Takie sytuacje wcale nie należą do rzadkości, kiedy to bank wnosi do komornika o egzekucję kredytu tylko od żyranta, nie niepokojąc samego kredytobiorcy. Albo owszem, wnosi o egzekucję należności przeciwko im obojgu, ale komornik ściąga kredyt tylko od żyranta. Najczęściej dzieje się tak wówczas, gdy kredytobiorca już nie pracuje albo zatrudniony jest na stawce minimalnej która nie podlega egzekucji. Jeżeli żyrant zarabia więcej, to komornik (nomen omen na bank) będzie egzekwował dług właśnie niego – żyranta, z wynagrodzenia za pracę lub zajmując jego konta bankowe.

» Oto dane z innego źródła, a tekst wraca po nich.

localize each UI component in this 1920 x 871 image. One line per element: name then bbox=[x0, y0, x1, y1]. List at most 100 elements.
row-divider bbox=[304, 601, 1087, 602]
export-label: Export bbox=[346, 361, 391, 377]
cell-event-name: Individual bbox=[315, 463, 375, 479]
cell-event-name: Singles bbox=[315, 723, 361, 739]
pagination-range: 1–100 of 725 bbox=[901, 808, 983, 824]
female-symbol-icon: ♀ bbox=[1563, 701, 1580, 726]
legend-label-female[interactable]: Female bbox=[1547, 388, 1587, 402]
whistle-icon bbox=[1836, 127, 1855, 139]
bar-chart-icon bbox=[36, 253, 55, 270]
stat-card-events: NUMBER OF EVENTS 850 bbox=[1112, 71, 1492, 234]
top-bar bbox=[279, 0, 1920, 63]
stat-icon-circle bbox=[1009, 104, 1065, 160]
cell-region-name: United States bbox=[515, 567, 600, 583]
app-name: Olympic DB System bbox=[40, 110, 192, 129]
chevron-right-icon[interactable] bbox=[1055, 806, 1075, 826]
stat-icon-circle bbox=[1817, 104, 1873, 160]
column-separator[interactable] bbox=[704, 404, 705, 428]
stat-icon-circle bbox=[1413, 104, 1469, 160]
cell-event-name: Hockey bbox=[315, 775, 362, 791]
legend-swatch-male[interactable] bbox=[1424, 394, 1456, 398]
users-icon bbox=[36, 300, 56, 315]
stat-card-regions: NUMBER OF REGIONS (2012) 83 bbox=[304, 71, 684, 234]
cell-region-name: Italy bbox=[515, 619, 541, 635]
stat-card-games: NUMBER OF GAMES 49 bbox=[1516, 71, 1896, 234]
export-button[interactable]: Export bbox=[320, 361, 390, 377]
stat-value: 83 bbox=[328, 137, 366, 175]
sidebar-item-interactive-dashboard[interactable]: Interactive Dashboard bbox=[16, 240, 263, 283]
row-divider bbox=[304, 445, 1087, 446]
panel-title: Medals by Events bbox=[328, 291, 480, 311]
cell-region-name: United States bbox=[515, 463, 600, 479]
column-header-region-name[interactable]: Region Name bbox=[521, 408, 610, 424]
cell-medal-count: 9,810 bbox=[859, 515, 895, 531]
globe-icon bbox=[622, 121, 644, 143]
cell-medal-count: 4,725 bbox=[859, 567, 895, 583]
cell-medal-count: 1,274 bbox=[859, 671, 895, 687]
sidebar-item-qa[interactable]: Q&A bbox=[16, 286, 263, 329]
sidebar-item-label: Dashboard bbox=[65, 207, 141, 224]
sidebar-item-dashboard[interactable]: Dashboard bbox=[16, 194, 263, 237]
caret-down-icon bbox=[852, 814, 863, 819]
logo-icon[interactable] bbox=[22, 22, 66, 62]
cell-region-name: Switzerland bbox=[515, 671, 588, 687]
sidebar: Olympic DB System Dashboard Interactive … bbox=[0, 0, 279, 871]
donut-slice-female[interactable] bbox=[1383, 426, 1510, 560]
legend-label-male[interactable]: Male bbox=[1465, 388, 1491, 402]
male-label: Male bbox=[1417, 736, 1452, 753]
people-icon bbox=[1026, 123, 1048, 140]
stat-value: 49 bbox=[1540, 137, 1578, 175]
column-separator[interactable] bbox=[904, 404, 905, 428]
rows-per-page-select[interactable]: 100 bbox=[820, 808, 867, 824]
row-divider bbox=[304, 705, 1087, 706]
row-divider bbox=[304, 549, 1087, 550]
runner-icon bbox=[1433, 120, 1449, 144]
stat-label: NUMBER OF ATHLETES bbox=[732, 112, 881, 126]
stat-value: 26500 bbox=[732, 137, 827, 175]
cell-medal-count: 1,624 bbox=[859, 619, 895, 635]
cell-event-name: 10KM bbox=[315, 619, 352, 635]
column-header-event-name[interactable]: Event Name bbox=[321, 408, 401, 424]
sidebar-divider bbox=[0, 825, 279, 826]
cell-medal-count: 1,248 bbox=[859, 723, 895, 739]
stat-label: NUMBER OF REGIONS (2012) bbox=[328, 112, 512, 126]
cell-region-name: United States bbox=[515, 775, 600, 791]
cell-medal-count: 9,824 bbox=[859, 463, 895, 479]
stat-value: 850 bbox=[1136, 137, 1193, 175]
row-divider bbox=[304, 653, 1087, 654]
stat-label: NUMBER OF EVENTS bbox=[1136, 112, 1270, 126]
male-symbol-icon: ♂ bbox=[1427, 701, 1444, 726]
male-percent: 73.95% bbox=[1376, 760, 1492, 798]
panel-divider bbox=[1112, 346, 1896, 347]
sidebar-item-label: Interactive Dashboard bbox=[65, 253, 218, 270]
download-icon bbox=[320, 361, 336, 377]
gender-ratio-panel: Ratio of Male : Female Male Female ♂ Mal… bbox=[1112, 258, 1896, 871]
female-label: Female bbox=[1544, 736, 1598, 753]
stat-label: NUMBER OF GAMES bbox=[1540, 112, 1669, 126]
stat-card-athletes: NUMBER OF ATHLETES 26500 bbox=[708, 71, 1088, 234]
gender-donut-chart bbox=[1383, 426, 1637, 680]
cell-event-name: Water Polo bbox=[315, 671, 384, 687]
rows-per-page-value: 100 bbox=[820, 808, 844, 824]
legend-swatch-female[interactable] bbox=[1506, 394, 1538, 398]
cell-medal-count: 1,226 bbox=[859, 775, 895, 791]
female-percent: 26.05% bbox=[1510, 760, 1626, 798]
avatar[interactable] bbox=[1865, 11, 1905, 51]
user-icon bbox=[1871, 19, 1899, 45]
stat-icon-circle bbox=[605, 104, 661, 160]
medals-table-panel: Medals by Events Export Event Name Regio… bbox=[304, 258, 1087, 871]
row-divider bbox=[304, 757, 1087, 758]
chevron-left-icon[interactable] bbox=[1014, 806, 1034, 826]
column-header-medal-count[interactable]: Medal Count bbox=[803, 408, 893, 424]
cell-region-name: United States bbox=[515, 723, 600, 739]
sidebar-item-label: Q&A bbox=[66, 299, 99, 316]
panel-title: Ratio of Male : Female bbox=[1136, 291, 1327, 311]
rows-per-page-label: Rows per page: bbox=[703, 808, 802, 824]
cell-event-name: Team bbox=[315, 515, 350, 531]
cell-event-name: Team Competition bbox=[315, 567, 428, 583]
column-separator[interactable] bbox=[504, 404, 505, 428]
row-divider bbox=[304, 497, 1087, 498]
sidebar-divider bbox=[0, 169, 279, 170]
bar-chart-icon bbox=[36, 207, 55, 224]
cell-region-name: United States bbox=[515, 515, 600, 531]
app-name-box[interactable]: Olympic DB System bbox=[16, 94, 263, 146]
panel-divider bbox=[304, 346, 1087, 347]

Jest to bowiem najwygodniejszy i często najszybszy sposób egzekucji długu, a egzekucja z ruchomości a zwłaszcza nieruchomości jest czasochłonna i kłopotliwa a jej efekt niepewny. W praktyce bowiem zazwyczaj nie ma chętnych na kupno używanych ruchomości oraz zamieszkałego mieszkania z którego po nabyciu tegoż, trudno pozbyć się dotychczasowych lokatorów – byłych właścicieli mieszkania.
Żyrant ma prawo żądać od kredytobiorcy, aby ten zwrócił mu pieniądze, które wyegzekwowano od żyranta na poczet odzyskania kredytu. Jednak i w tej kwestii irytacja żyranta może sięgnąć zenitu. Albowiem nawet, gdy z góry wiadomo, że kredytobiorca nie będzie się kwapił do spłaty kredytu i cała należna kwota będzie egzekwowana od żyranta, to żyrant może dochodzić od kredytobiorcy zwrotu tylko tych kwot które zmuszony był za niego spłacić. Wziąwszy zaś pod uwagę żmudność postępowań egzekucyjnych z majątku ruchomego i nieruchomego dłużnika, to odzyskiwanie należności żyrant od kredytobiorcy może trwać latami i doprowadzić samego żyranta do długotrwałych problemów finansowych i pogorszenia się jego standardu życia.
Jeżeli więc ktoś prosić Cię usilnie o to, abyś został żyrantem kredytu dla niego, to miej na względzie możliwość zaistnienia scenariusza wyżej przedstawionego. Tym bardziej dlatego, że kredytobiorca który potrzebuje żyranta aby móc uzyskać kredyt, niejako z definicji ma nienajlepszą zdolność kredytową.